Built on a sunny gravel bar, it had a hotel, stores, saloons, a butcher shop, a blacksmith, a sawmill, corrals, and many residences. Water from nearby gulches and ditches supported orchards and gardens. J. P. Jordan’s ranches at Rush Creek and Garden Gulch supplied fresh beef.
Others who ran businesses or pack trains through town included Arnold Nordheimer, W. P. Bennett and his partner Peter Miller, Kist and Davis, George H. Sightman, George Green Brown, George Wohlfert, Francis Abrams, and Thomas McGinnis Brown, who was the sheriff of Klamath County for 14 years.
A substantial Chinese community expanded at the lower end of Petersburg, the only section of the community to survive after the Salmon River Hydraulic Mining Co. closed in 1900.

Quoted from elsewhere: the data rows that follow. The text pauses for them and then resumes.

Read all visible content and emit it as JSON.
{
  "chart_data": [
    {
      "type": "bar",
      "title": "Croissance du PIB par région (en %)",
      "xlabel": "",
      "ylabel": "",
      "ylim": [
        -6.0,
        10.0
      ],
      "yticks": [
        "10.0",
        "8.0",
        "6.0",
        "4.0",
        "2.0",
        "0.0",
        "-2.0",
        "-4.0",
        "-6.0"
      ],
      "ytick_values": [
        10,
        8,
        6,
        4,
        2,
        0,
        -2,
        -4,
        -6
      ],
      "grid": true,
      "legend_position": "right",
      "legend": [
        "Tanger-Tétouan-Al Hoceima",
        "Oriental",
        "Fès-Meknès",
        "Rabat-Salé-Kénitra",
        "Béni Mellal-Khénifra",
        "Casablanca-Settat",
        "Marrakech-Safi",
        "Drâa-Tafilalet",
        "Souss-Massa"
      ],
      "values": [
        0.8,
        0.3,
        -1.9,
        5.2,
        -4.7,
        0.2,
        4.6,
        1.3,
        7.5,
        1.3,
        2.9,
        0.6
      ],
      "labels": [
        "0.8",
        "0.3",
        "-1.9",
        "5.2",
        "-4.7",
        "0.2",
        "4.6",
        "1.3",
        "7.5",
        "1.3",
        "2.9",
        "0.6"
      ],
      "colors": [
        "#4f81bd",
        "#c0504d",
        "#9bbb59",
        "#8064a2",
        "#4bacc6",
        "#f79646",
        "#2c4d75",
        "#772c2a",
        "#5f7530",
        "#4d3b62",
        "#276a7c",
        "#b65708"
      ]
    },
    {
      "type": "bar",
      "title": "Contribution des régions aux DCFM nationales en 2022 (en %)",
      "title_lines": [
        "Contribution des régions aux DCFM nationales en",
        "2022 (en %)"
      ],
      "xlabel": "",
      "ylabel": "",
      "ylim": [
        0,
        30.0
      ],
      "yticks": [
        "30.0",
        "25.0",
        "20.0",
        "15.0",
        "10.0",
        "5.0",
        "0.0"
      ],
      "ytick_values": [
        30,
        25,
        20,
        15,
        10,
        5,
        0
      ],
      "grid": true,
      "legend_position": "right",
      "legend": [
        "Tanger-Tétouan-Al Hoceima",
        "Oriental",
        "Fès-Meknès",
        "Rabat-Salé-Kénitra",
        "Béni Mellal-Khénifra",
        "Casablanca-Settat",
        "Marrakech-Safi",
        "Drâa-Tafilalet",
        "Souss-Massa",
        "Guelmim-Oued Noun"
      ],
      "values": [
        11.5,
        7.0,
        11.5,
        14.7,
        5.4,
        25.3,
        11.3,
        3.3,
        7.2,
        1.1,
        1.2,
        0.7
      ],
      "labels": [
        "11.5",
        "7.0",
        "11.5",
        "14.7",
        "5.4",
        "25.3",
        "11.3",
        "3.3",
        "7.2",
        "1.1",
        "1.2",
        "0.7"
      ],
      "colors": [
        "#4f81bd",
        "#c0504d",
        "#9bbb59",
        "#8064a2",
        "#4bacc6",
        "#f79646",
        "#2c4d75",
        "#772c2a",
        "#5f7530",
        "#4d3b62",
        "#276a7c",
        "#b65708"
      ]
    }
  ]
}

Several Chinese mining companies located near Petersburg, as well as above the East Fork. There also were Chinese operations on the South Fork of Salmon River, Matthews Creek, Cecilville and Know Nothing Creek.
Sources: Wells, Harry L. History of Siskiyou County. Oakland, D.J. Stewart & Co, 1881, pp. 196-97. Fiorini-Jenner, Gail L., and Monica J. Hall. Western Siskiyou County: Gold & Dreams. Charleston, Arcadia Publishing, 2001, pp. 33-35.